I have a habit of taking up and dropping hobbies at a fairly high rate. My INTP personality, lately changing to an INTJ, it seems, thrives on new challenges. Photography is one of the few hobbies I’ve managed to stick with for many years, and I’m pretty sure it is because it is one that constantly presents new challenges and one I will never master. Part of the challenge is constantly adapting to new equipment and new technology, but the bigger challenge is capturing the right moment. That seems especially true in wildlife photography.
The gathering of birds at Big Beef Creek in June offers a perfect opportunity to develop skills and the potential for a great shot.
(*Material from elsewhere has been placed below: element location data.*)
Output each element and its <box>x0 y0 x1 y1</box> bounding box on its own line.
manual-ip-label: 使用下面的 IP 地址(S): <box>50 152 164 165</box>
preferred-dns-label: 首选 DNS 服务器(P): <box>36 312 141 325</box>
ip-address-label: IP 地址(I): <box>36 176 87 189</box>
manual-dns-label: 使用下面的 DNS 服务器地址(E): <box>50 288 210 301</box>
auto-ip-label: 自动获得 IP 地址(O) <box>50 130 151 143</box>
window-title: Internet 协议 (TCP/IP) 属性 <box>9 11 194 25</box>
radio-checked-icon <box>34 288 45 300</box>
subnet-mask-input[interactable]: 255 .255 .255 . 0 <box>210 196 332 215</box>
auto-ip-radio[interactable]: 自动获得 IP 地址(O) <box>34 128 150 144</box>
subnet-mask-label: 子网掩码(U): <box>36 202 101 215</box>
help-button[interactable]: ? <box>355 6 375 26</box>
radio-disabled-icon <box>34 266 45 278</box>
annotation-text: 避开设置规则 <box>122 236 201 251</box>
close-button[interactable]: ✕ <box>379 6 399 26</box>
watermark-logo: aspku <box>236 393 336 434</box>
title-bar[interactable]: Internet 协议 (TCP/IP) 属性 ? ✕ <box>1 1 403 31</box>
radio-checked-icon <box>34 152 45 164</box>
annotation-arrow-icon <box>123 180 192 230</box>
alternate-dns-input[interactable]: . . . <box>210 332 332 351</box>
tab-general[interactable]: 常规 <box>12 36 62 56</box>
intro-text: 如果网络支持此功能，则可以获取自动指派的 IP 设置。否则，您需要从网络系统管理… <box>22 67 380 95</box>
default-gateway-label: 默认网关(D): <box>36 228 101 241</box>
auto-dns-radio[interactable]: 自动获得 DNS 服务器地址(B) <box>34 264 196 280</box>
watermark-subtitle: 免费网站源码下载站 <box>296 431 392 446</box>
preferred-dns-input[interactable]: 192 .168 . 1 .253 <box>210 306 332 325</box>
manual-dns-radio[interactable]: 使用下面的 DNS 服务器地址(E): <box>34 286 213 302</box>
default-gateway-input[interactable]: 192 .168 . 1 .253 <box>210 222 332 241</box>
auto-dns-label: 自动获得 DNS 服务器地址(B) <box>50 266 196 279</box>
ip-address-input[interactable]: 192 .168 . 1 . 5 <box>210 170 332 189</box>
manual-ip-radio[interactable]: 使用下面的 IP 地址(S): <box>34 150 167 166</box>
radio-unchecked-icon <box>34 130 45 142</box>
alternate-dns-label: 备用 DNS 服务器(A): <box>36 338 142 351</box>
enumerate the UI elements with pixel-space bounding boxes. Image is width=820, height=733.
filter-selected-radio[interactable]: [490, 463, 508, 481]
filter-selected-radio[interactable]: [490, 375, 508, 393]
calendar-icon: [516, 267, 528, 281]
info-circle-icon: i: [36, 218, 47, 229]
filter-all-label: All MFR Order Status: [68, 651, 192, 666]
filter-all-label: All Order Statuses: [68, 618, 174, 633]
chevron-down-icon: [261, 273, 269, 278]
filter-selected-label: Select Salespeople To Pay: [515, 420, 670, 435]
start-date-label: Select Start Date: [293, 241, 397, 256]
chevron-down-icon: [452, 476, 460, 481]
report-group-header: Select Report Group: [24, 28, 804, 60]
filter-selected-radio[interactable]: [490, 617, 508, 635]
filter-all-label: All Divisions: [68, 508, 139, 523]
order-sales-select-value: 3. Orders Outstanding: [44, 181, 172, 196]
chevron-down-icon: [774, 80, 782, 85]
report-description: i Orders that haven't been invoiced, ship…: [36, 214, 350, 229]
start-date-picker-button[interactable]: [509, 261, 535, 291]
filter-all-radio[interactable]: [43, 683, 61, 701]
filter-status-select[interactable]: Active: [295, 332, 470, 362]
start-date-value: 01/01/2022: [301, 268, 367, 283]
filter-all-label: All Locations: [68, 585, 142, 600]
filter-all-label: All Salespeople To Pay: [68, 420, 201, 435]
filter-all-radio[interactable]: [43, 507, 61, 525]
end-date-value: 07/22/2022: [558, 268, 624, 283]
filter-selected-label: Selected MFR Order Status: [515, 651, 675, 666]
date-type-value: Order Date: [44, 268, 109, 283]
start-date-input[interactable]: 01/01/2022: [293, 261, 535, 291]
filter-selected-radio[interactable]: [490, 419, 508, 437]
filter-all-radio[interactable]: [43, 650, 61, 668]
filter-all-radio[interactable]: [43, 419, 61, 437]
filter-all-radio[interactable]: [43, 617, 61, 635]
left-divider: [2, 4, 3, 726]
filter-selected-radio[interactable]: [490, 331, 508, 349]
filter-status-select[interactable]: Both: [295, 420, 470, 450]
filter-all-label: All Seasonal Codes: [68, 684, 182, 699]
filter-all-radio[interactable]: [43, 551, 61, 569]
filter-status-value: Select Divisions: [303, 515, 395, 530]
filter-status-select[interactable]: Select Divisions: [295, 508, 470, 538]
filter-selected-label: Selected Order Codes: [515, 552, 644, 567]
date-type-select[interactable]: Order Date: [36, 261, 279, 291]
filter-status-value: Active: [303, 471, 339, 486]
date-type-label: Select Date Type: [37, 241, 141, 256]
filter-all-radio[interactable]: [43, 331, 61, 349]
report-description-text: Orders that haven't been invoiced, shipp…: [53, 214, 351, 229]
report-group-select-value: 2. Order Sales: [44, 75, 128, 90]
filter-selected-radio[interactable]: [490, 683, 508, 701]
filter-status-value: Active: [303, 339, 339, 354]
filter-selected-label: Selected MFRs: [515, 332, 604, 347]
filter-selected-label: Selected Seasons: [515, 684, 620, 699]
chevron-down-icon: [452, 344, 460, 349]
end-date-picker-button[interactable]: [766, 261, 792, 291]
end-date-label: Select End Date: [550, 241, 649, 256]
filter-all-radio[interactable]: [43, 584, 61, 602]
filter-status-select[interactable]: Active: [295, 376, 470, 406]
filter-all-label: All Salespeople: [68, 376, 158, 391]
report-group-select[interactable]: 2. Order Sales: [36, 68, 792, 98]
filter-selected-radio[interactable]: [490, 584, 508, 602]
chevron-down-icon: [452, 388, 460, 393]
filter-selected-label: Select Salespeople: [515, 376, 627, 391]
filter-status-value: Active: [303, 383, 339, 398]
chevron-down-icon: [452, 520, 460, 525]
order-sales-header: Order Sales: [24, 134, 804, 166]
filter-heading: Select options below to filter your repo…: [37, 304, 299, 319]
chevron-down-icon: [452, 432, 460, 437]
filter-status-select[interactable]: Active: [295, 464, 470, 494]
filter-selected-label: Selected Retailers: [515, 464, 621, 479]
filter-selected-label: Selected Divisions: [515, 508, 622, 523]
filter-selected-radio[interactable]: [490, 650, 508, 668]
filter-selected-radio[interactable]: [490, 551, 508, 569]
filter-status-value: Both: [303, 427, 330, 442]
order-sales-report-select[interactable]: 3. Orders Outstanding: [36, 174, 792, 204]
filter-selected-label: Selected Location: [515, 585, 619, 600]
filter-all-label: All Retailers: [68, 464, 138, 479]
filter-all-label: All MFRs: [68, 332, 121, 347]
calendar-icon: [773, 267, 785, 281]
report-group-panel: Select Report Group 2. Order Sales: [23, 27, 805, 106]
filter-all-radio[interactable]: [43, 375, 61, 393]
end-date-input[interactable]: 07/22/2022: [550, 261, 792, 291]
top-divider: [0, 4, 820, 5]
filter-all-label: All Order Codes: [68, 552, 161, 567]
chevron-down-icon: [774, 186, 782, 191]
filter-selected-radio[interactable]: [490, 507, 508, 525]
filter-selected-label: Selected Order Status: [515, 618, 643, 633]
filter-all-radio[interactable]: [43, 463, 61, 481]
Sometimes the light hits birds from just the right angle and you get a perfect exposure.
Of course, the best shots are action shots, and to get those you need to follow the eagles as they catch fish,
but it’s much harder to control the light since you seldom know where the eagles will fly in from, nor where they will decide to eat the fish they’ve caught.
This should probably have been the best shot of the sequence — it’s certainly my favorite “pose” —
but what little light there was coming from behind the eagle and there’s no way to pull more detail from the wings.
Of course, the eagle did fly overhead and behind us to feast on his catch
and the light, and exposure, was nearly perfect.
Luckily, I seldom worry about these things while shooting, especially if I have no control over them. All of the amateur photographers I hang out with simply ooh and aah when the birds swoop by with their catch. Any frustration I have with the shots tends to take place sitting in front of the computer, long after the experience itself. That’s why when passer-bys ask me if I got “any good shots,” I say that I won’t know until I get home and can see them on my computer screen.
It’s frustrating not being able to control all the variables, but it is probably what makes shooting wildlife so addictive for me — that and learning my many mistakes.